Err, if it's sent encrypted (perhaps using PGP), then maybe. If not, then it's just plaintext, which could easily be intercepted by any computer along the network path between your mail server and the recipient's mail server...
It's been standard advice for years not to send confidential information via email unless encrypted (e.g. passwords, credit card numbers, bank account details)...
As for FB, even if it did restrict what individual users could view via the interface, it would probably be very difficult (if not impossible) to persuade application / game developers to stop using the API to gather far more data than the application / game actually needs, regardless of their ToS. Only last week there was a story revealing that many games do this, including the dozen or so released by Zynga (FarmVille, Mafia Wars et. al.)...

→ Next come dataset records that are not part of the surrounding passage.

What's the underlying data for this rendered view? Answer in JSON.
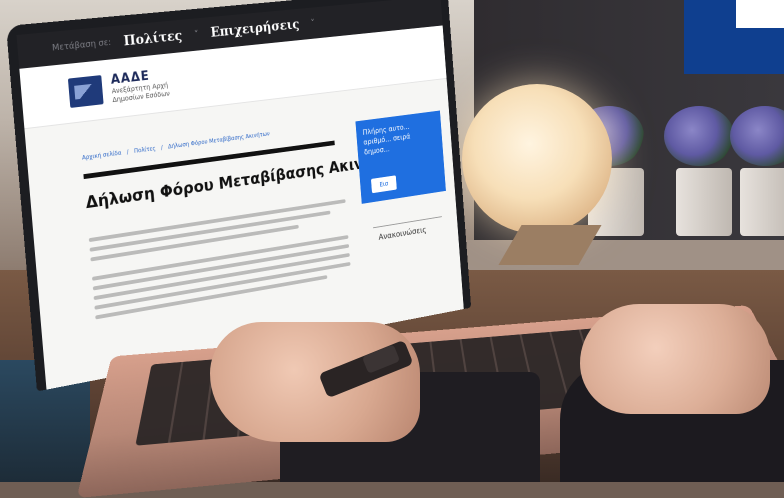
{
  "site": {
    "nav_faint": "Μετάβαση σε:",
    "nav_citizens": "Πολίτες",
    "nav_businesses": "Επιχειρήσεις",
    "brand_title": "ΑΑΔΕ",
    "brand_sub_line1": "Ανεξάρτητη Αρχή",
    "brand_sub_line2": "Δημοσίων Εσόδων",
    "breadcrumb": [
      "Αρχική σελίδα",
      "Πολίτες",
      "Δήλωση Φόρου Μεταβίβασης Ακινήτων"
    ],
    "page_title": "Δήλωση Φόρου Μεταβίβασης Ακινήτων",
    "side_card_text": "Πλήρης αυτο... αριθμό... σειρά δημοσ...",
    "side_card_button": "Εισ",
    "side_section": "Ανακοινώσεις"
  },
  "colors": {
    "accent_blue": "#1f6fe0",
    "corner_blue": "#0f3f8f",
    "topbar": "#222226"
  }
}
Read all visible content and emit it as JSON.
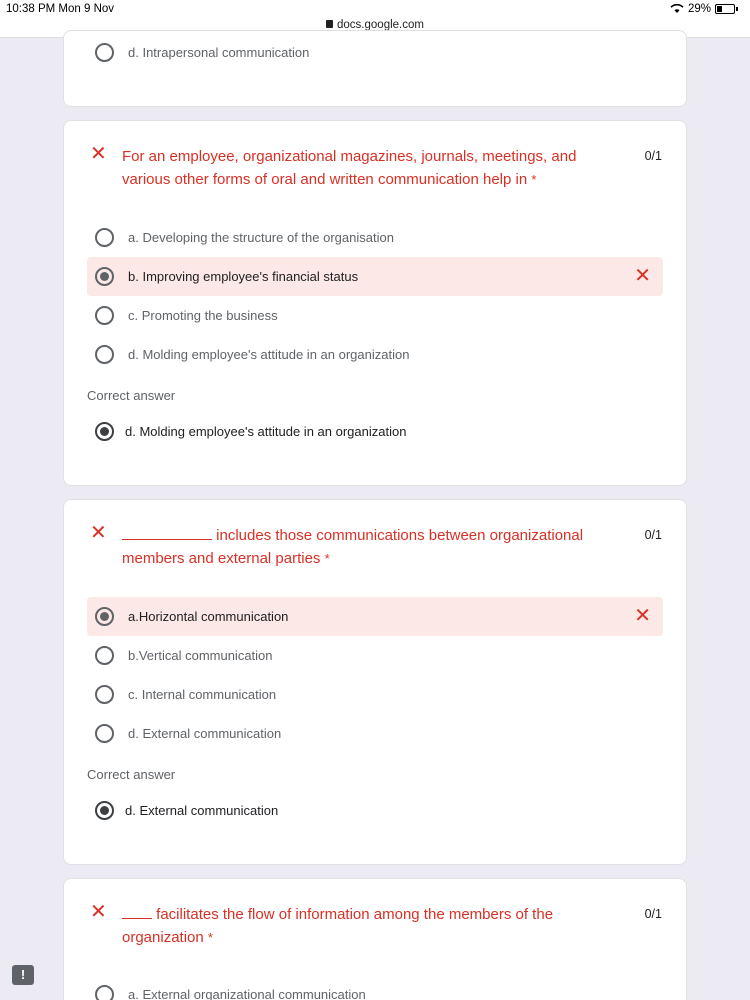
{
  "status_bar": {
    "time": "10:38 PM  Mon 9 Nov",
    "battery": "29%",
    "url": "docs.google.com"
  },
  "top_card": {
    "option_d": "d. Intrapersonal communication"
  },
  "q1": {
    "mark": "✕",
    "text": "For an employee, organizational magazines, journals, meetings, and various other forms of oral and written communication help in",
    "required": "*",
    "score": "0/1",
    "options": [
      "a. Developing the structure of the organisation",
      "b. Improving employee's financial status",
      "c. Promoting the business",
      "d. Molding employee's attitude in an organization"
    ],
    "selected_index": 1,
    "correct_label": "Correct answer",
    "correct_answer": "d. Molding employee's attitude in an organization"
  },
  "q2": {
    "mark": "✕",
    "text": "includes those communications between organizational members and external parties",
    "required": "*",
    "score": "0/1",
    "options": [
      "a.Horizontal communication",
      "b.Vertical communication",
      "c. Internal communication",
      "d. External communication"
    ],
    "selected_index": 0,
    "correct_label": "Correct answer",
    "correct_answer": "d. External communication"
  },
  "q3": {
    "mark": "✕",
    "text": "facilitates the flow of information among the members of the organization",
    "required": "*",
    "score": "0/1",
    "options": [
      "a. External organizational communication"
    ]
  },
  "colors": {
    "error": "#d93025",
    "wrong_bg": "#fce8e6",
    "page_bg": "#ecebf4"
  },
  "icons": [
    "wifi-icon",
    "battery-icon",
    "lock-icon",
    "close-icon",
    "radio-icon",
    "feedback-icon"
  ]
}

There's certainly a case for restricting the majority of information, but when push comes to shove, FB is a social network. In order to have the ability to add new friends, and (genuine) friends to find you, a certain amount of information (e.g. name, age, gender, hometown) needs to be visible. But they need to make it a lot easier to specify what information is visible (a) to the world at large, (b) to potential friends (i.e. those who've initiated contact with you), and (c) what's visible to your various friend lists (which also need to be easier to manage - having to click padlock, custom, specific friends, and typing in the name of the friend list is hardly an intuitive way to control who can see your postings!)